Furthermore, to ensure a greater coherence in the interpretation and application of the posting rules throughout the EU, the Commission has also published the Practical Guide on Posting, after consulting the Member States representatives and the European level social partners organisations. The document aims at assisting employers, workers and national authorities in understanding the rules on posting of workers. It will be regularly updated to take into account new developments. This will be the case in particular concerning the application of posting rules to mobile international transport workers to integrate the case law of the Court 13 and the changes in the legal framework 14 .

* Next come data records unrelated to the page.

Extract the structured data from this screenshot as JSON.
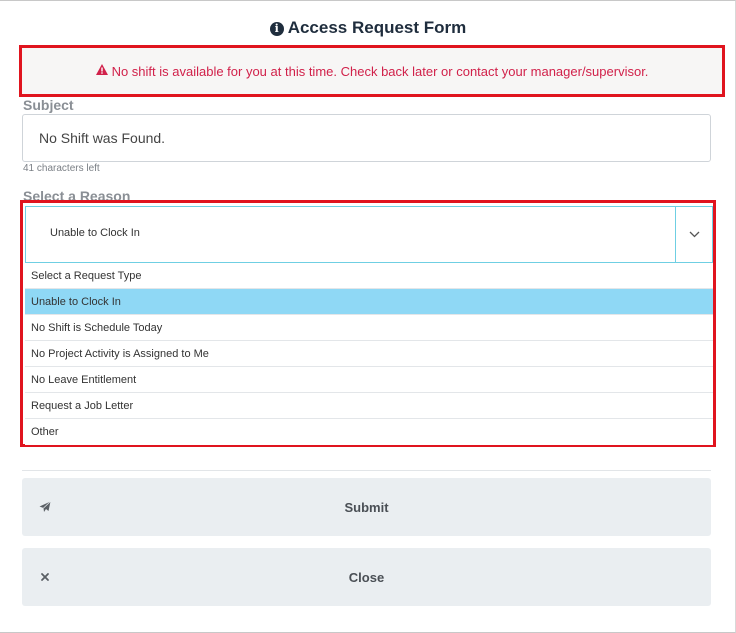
{
  "dialog": {
    "title": "Access Request Form",
    "title_icon": "info-circle-icon"
  },
  "alert": {
    "icon": "warning-triangle-icon",
    "message": "No shift is available for you at this time. Check back later or contact your manager/supervisor.",
    "color": "#d1214a",
    "border_color": "#e0141e"
  },
  "subject": {
    "label": "Subject",
    "value": "No Shift was Found.",
    "counter": "41 characters left"
  },
  "reason": {
    "label": "Select a Reason",
    "selected": "Unable to Clock In",
    "options": [
      "Select a Request Type",
      "Unable to Clock In",
      "No Shift is Schedule Today",
      "No Project Activity is Assigned to Me",
      "No Leave Entitlement",
      "Request a Job Letter",
      "Other"
    ],
    "selected_index": 1,
    "highlight_color": "#8fd8f5"
  },
  "buttons": {
    "submit_label": "Submit",
    "submit_icon": "paper-plane-icon",
    "close_label": "Close",
    "close_icon": "close-icon"
  }
}
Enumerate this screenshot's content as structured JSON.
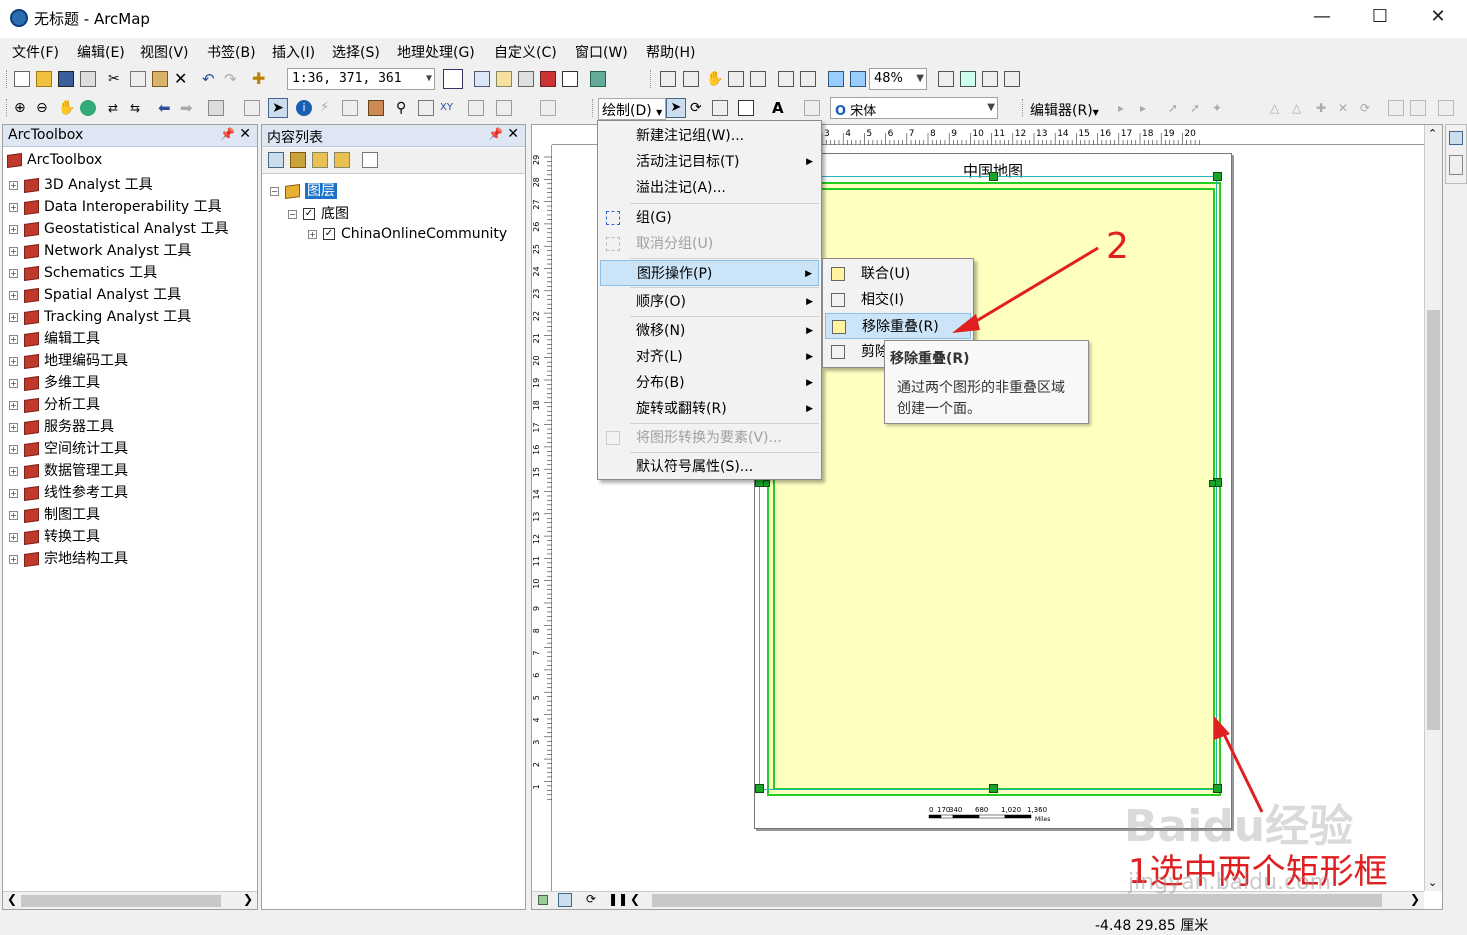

The Commission will also continue to provide support, together with the European Labour Authority, as soon as it becomes operational, to all actors involved. In particular, it will promote cooperation between the authorities in charge of the administrative cooperation and mutual assistance in order to ensure synergies between all information and assistance services and to facilitate compliance with administrative requirements and support cross-border enforcement procedures relating to penalties and fines.

(1)

Directive 96/71/EC of the European Parliament and of the Council of 16 December 1996 concerning the posting of workers in the framework of the provision of services (OJ L 18, 21.1.1997, p. 1).

(2)

Directive 2018/957/EU of the European Parliament and of the Council 28 June 2018 amending Directive 96/71/EC concerning the posting of workers in the framework of the provision of services (OJ L 173, 9.7.2018, p.16).

(3)

The amendments introduced by Directive 2018/957 only apply as of 30 July 2020.

(4)

Directive 2014/67/EU of the European Parliament and of the Council of 15 May 2014 on the enforcement of Directive 96/71/EC concerning the posting of workers in the framework of the provision of services and amending Regulation (EU) No 1024/2012 on administrative cooperation through the Internal Market Information System (‘the IMI Regulation’) (OJ L 159, 28.5.2014, p.11).

(5)

References to the national laws transposing the Directive can be found on the Eur-Lex webpage: https://eur-lex.europa.eu/legal-content/EN/NIM/?uri=CELEX:32014L0067&qid=1547558891458

(6)

Established by the Commission Decision of 19.12.2008 setting up the Committee of Experts on Posting of Workers (OJ L 8 13.1.2009 p. 26).

(7)

  https://europa.eu/youreurope/citizens/national-contact-points/index_en.htm

(8)

  https://europa.eu/youreurope/citizens/work/work-abroad/posted-workers/index_en.htm#national-websites

(9)

See the Rush Portuguesa judgement of 27.3.1990, case C-113/89, paragraph 17, as well as the judgements of 21.10.2004, Commission v Luxembourg, case C-445/03, paragraph 40, and of 19.1.2006, Commission v Germany, C-244/04, paragraph 36

(10)

Except UK where there is no labour inspection or similar authority.

(11)

Judgment of the Court (Grand Chamber) of 13 November 2018, in Case C‑33/17, Čepelnik d.o.o. v Michael Vavti, ECLI:EU:C:2018:896

(12)

Judgment of the Court of 12 September 2019, in Case C-64/18 Maksimovic (Joined Cases C-64/18, C-140/18, C-146/18, C-148/18) ECLI:EU:C:2019:723.

(13)

In particular in joint cases C-370/17 and C-37/18 and in cases C-16/18 and C-815/18.

(14)

See the proposal for a lex specialis for international road transport workers, document COM(2017)278 and the proposal for a Regulation to update EU Social Security Coordination Rules COM(2016) 815.